The character building is there in bits and pieces. We learn Asuka's improbably some kind of a child genius, although it never really factors in the story, just another way for her to lord it over Shinji. And as much as she's infatuated with Kaji, she seems equally obsessed with getting Shinji's attention throughout (all her diving entries). This is a lighter episode. The lightest so far, even moreso than the dance one. It shows how much the show is playing with its format and trying out the episodic route after being so serial for 6 episodes before.
me: So you don't see this quite as much of a 6-episode arc as the previous one? Or just an arc of a different sort (episodic, as you say, rather than serial but still interconnected)?
Bob: It's less of an arc so far, and more of a variation on themes. Next episode will be a bit of a climax point with the three kids being forced to work together, and that will become one of the new themes that they'll work with.
me: Yeah, Rei is practically non-existent at this point.
Your description of the show as "light" makes an interesting point. They constantly harp on how high the stakes are on this mission - triggering a Second Impact, destroying all of NERV if there's a mess-up - but it does kind of seem like hype for what is relatively speaking (certainly compared to the first few missions and also the ones to come) a breather.
A few points to make before we finish: 1) This raises the question, on a show in which every single episode/battle could result in the end of the world - how do you preserve a sense of high stakes? I think especially as the series proceeds, it derives from the individual characters more than the global stakes. 2) I would have said previously that the Jet Alone episode was the most trivial or light, but actually that has some major reveals about NERV's mission whereas here - other than that glimpse of Kaji chatting up a stranger - we aren't really breaking new plot or character ground (except for the Shinji rescue thing, which is subtle). 3) This is probably the most provocative we've seen NERV be - here they are literally going into the Angels' territory rather than waiting for them to attack, and it isn't even framed as pre-emptive measure, but rather some kind of scientific exploration. It's the most blatantly aggressive we've seen NERV be yet.
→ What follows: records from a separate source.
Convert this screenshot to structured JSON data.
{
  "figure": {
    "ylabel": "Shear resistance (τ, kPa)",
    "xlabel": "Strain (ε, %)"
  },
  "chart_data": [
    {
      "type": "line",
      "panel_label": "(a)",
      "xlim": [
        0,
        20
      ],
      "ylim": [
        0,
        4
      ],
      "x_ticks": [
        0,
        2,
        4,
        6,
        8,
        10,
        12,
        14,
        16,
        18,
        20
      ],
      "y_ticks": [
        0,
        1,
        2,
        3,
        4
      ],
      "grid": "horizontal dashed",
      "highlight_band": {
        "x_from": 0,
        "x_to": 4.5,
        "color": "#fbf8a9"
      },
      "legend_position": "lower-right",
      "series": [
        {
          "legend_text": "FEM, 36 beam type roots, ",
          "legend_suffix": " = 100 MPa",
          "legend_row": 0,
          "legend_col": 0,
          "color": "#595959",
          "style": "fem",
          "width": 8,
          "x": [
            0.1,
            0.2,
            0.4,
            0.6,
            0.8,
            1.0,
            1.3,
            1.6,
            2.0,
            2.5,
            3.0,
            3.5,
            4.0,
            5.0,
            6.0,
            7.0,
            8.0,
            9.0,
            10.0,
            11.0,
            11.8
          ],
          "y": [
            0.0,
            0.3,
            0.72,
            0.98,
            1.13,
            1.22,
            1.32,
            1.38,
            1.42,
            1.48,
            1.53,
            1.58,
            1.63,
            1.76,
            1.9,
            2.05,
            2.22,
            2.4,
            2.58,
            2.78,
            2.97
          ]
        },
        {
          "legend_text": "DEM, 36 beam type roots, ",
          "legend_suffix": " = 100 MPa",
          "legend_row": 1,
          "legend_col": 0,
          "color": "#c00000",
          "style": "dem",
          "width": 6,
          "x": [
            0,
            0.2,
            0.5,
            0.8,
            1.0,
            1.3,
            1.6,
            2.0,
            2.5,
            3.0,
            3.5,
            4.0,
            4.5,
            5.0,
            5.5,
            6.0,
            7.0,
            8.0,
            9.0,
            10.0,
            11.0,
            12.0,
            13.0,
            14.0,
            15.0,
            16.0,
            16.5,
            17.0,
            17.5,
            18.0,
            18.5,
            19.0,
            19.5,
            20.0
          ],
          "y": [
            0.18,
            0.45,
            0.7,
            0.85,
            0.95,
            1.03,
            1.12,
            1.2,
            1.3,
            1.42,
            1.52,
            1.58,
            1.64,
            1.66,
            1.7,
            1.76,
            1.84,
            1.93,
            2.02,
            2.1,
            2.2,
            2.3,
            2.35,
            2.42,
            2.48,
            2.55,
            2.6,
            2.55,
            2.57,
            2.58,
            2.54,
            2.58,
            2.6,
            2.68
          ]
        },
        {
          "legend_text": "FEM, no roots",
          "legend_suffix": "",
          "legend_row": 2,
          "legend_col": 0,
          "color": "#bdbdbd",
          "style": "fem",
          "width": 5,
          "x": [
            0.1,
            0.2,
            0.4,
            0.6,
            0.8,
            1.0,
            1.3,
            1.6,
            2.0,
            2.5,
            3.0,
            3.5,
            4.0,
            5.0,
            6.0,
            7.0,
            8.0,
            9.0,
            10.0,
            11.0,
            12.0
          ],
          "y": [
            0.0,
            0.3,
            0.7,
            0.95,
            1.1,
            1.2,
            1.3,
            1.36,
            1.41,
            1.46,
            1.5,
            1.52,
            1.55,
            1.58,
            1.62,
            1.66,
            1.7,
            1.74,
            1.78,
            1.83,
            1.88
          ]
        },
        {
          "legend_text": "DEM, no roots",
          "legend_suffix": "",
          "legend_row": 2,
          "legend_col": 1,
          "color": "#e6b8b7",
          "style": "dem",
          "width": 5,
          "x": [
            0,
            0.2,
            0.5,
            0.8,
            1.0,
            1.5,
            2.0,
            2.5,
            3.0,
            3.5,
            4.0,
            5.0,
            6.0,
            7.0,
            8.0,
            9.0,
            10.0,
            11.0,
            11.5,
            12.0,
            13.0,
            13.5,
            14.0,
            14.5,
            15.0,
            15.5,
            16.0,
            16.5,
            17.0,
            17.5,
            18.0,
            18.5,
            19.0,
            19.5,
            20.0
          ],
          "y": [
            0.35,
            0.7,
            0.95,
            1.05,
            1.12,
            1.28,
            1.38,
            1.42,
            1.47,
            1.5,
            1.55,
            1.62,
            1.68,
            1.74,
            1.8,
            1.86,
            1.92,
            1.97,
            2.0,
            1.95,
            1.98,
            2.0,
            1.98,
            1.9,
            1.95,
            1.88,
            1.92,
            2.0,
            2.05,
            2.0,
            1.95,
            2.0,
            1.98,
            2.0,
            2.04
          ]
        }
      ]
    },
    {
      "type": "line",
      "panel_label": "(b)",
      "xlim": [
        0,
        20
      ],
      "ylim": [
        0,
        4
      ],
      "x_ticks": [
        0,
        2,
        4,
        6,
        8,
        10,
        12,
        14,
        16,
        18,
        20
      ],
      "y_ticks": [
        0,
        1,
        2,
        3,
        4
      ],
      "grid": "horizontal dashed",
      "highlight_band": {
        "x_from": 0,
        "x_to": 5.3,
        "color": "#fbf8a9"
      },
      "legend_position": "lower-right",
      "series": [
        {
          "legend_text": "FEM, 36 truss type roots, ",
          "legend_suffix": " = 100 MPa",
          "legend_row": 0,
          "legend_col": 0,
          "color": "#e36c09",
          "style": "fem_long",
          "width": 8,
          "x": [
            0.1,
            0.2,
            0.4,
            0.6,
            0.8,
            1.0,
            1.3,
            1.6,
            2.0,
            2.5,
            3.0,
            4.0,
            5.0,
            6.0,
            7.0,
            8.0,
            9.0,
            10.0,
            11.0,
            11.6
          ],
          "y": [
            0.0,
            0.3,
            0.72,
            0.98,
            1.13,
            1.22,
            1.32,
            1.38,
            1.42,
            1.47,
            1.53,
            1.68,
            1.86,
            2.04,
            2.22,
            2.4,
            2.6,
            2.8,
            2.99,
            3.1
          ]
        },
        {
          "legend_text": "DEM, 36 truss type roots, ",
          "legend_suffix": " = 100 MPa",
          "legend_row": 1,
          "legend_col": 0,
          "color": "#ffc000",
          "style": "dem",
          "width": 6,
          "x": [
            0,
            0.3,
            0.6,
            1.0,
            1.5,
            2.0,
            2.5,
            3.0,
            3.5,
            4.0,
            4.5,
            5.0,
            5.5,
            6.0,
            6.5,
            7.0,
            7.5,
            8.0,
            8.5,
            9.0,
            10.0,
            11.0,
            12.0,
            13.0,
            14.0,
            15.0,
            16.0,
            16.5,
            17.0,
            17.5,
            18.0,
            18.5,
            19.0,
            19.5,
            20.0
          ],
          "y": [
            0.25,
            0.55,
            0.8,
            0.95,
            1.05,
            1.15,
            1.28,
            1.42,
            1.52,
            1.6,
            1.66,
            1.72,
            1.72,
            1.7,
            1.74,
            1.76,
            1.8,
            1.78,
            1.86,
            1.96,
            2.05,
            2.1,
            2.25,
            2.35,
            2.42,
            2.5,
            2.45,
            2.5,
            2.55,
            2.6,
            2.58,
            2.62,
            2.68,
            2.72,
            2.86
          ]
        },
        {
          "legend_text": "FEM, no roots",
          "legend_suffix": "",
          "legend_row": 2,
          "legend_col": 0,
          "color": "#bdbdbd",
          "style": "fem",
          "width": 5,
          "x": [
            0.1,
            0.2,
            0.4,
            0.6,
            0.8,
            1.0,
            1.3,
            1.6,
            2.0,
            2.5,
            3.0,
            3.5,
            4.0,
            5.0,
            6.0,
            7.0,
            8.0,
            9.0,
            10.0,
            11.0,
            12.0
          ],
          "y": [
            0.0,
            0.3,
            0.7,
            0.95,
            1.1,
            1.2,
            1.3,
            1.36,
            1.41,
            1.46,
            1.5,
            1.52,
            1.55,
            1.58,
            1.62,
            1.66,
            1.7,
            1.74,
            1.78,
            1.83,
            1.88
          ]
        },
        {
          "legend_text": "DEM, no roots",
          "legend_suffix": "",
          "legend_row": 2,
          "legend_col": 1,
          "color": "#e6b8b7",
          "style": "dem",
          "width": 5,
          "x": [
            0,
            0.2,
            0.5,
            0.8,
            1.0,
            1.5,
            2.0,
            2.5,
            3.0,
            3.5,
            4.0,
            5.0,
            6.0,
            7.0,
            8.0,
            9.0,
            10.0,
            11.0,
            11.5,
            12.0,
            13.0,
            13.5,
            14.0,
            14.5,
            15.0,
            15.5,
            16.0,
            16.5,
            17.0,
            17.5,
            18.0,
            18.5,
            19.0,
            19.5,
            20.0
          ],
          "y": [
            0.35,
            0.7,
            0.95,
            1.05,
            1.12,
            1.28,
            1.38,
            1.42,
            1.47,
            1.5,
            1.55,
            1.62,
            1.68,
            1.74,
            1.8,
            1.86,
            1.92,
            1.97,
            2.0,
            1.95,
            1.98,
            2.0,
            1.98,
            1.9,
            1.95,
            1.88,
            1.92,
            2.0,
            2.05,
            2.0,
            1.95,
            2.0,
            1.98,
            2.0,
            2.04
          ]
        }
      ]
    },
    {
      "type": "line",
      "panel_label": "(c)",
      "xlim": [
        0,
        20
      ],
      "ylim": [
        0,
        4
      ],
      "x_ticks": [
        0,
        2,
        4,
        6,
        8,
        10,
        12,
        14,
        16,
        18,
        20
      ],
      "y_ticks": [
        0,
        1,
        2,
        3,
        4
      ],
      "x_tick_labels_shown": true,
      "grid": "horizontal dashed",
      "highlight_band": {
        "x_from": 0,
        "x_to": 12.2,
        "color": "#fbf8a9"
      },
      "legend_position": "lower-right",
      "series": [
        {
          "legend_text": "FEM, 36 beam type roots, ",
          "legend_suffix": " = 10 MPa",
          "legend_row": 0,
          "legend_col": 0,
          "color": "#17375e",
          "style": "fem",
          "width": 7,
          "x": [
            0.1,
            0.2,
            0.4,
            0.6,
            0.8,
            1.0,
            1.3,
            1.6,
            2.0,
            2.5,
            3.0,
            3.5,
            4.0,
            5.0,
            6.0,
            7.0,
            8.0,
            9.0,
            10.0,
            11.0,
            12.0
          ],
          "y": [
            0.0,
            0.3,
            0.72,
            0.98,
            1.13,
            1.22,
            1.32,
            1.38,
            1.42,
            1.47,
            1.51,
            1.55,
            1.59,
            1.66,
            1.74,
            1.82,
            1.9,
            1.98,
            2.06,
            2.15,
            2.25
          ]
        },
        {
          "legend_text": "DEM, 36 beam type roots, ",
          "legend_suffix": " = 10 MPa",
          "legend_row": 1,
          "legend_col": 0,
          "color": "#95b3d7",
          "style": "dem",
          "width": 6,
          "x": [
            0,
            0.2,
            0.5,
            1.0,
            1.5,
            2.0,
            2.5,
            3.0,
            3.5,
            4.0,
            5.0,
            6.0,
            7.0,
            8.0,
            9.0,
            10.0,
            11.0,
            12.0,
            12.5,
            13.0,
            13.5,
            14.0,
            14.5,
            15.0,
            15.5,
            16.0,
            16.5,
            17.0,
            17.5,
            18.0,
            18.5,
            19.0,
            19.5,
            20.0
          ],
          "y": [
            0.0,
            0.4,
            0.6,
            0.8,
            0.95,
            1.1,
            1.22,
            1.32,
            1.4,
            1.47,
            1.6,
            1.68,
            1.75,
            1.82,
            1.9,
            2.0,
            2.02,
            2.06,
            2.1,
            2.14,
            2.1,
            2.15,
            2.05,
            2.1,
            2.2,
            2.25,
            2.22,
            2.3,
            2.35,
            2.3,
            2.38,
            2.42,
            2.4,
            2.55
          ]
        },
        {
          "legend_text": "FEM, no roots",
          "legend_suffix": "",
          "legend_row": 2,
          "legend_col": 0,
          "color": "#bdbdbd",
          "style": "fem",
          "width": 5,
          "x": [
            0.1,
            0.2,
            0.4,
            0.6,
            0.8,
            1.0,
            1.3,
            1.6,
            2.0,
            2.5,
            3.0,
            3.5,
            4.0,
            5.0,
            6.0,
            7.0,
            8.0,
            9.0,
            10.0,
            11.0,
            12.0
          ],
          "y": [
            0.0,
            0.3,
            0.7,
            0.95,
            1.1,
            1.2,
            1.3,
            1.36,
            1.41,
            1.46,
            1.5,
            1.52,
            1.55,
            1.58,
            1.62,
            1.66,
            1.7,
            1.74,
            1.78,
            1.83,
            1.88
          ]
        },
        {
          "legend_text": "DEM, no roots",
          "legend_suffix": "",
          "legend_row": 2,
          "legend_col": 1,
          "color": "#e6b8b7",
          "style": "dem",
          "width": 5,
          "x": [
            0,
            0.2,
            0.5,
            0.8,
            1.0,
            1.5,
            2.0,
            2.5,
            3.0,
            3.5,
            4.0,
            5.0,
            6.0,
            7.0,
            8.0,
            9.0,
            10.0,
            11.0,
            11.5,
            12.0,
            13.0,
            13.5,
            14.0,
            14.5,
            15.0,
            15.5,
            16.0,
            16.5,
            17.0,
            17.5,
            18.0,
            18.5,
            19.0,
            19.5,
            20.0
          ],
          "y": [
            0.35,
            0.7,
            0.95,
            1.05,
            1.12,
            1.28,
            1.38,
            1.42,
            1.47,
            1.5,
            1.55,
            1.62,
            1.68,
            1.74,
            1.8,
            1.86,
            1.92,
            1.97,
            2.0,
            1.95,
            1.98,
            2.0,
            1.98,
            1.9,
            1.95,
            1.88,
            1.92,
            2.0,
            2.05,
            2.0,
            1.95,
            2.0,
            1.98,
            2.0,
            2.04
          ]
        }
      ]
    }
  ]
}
Bob: Yeah. And their provocative move here has a slight cause-and-effect in the next episode, as SEELE becomes more of a threat, though somewhat unspoken. NERV's offensive posture here makes them more of a power that needs to be clamped down on.
me: This is a memorable episode in many ways, but perhaps not a particularly important one.
Bob: Like the last one, it does a nice job of making it look like any other anime, which is cool, for how it can just spin off of a theme and not have to always be about the master plot.
me: Do you think that serves a larger purpose as well? In terms of where the series is headed, if Anno even knew completely at that point?
Bob: I think this serves its place pretty much like the last one did. Next one will be a bit more progressive, though.